Exemplary Satisfactory Must improve
Structure

• The nine cases of simple type equality are handled by these five patterns: TYVAR/any, any/TYVAR, CONAPP/CONAPP, TYCON/TYCON, other.

• The code for solving α ∼ τ has exactly three cases.

• The constraint solver is implemented using an appropriate set of helper functions, each of which has a good name and a clear contract.

• Type inference for list literals has no redundant case analysis.

• Type inference for expressions has no redundant case analysis.

• In the code for type inference, course staff see how each part of the code is necessary to implement the algorithm correctly.

• Wherever possible appropriate, submission uses map, filter, foldr, and exists, either from List or from ListPair

• The nine cases are handled by nine patterns: one for each pair of value constructors for ty

• The code for α ∼ τ has more than three cases, but the nontrivial cases all look different.

• The constraint solver is implemented using too many helper functions, but each one has a good name and a clear contract.

• The constraint solver is implemented using too few helper functions, and the course staff has some trouble understanding the solver.

• Type inference for list literals has one redundant case analysis.

• Type inference for expressions has one redundant case analysis.

• In some parts of the code for type inference, course staff see some code that they believe is more complex than is required by the typing rules.

• Submission sometimes uses a fold where map, filter, or exists could be used.

• The case analysis for a simple type equality does not have either of the two structures on the left.

• The code for α ∼ τ has more than three cases, and different nontrivial cases share duplicate or near-duplicate code.

• Course staff cannot identify the role of helper functions; course staff can’t identify contracts and can’t infer contracts from names.

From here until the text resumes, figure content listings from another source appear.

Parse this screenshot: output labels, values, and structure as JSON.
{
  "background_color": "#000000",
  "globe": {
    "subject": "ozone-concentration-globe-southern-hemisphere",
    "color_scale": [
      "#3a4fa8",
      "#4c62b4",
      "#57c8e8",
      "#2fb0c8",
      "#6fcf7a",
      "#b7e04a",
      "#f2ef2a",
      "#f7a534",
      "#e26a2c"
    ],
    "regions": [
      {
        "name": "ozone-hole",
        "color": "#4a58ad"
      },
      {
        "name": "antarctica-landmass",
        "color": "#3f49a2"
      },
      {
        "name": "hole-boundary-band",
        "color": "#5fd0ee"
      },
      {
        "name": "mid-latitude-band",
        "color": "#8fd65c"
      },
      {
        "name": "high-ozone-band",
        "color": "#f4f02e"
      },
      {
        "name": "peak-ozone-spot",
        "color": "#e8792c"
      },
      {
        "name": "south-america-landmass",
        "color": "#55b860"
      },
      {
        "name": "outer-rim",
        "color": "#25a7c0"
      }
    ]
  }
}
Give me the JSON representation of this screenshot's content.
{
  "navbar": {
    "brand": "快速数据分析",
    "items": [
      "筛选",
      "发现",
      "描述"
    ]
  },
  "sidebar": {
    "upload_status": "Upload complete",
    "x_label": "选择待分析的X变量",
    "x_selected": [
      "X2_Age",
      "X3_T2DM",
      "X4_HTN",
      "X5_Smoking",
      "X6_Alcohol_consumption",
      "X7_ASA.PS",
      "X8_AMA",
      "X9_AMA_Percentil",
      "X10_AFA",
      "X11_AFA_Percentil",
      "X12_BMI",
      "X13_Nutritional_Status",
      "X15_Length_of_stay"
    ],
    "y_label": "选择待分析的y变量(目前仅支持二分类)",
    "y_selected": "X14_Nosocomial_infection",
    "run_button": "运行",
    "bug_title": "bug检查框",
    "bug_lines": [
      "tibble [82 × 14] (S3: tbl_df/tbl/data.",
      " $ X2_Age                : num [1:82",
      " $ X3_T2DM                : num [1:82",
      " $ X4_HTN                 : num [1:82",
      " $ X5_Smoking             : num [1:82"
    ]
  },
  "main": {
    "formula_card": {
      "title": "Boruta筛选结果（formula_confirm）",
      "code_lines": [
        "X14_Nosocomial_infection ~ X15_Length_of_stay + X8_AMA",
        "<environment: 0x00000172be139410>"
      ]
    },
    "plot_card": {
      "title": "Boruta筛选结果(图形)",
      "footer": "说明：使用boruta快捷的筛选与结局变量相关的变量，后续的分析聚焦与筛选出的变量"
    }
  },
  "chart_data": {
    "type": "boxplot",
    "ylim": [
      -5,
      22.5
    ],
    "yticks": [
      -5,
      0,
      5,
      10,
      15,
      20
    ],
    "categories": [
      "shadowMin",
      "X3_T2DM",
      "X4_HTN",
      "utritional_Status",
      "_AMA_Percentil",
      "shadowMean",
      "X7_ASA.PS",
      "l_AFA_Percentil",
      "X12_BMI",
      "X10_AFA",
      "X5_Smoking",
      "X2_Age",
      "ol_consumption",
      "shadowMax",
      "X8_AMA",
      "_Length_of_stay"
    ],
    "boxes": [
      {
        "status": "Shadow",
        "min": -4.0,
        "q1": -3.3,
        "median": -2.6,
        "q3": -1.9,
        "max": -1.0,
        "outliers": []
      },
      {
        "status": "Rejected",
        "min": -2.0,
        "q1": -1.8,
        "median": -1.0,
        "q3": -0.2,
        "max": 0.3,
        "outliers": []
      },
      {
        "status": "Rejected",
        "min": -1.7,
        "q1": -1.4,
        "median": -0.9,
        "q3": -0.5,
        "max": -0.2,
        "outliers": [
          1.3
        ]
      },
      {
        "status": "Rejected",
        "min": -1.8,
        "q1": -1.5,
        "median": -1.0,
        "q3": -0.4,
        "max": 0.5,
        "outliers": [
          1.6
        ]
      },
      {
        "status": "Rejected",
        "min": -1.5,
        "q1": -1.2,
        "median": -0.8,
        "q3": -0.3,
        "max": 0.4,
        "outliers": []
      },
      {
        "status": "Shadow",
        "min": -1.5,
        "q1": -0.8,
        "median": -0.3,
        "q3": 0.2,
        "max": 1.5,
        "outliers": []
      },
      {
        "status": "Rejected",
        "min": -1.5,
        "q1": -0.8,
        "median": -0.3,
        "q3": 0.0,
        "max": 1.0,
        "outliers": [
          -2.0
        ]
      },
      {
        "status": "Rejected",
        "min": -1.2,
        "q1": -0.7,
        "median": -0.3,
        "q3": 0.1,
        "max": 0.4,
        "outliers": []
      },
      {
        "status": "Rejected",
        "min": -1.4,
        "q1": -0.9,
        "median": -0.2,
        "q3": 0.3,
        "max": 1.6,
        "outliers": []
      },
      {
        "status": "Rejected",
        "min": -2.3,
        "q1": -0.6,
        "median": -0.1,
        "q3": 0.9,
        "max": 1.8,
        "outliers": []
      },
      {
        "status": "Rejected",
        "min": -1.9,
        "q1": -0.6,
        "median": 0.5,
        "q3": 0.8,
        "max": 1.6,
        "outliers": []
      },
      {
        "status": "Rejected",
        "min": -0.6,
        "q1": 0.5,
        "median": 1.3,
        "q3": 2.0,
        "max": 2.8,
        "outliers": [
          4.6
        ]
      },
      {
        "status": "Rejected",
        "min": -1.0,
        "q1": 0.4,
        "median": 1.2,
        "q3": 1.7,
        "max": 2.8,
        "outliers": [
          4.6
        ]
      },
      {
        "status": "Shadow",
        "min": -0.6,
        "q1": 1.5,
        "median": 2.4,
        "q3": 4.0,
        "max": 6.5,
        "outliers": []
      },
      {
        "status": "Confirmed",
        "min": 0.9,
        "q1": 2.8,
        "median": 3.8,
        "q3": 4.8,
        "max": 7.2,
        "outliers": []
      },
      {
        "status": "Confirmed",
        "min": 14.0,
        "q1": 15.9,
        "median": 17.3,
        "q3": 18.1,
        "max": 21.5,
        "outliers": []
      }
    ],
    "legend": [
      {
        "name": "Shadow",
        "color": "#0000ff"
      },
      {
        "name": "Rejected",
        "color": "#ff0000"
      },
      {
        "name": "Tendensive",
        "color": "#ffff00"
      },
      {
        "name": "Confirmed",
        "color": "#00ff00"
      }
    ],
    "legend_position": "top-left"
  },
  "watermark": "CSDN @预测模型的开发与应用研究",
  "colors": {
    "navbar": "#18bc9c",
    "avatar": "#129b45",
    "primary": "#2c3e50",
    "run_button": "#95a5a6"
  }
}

• Type inference for list literals has more than one redundant case analysis.

• Type inference for expressions has more than one redundant case analysis.

• Course staff believe that the code is significantly more complex than what is required to implement the typing rules.

• Submission includes one or more recursive functions that could have been written without recursion by using map, filter, List.exists, or a ListPair function.


  1. These functions are defined and used in the interpreter only to be passed to higher-order functions. They are never called directly.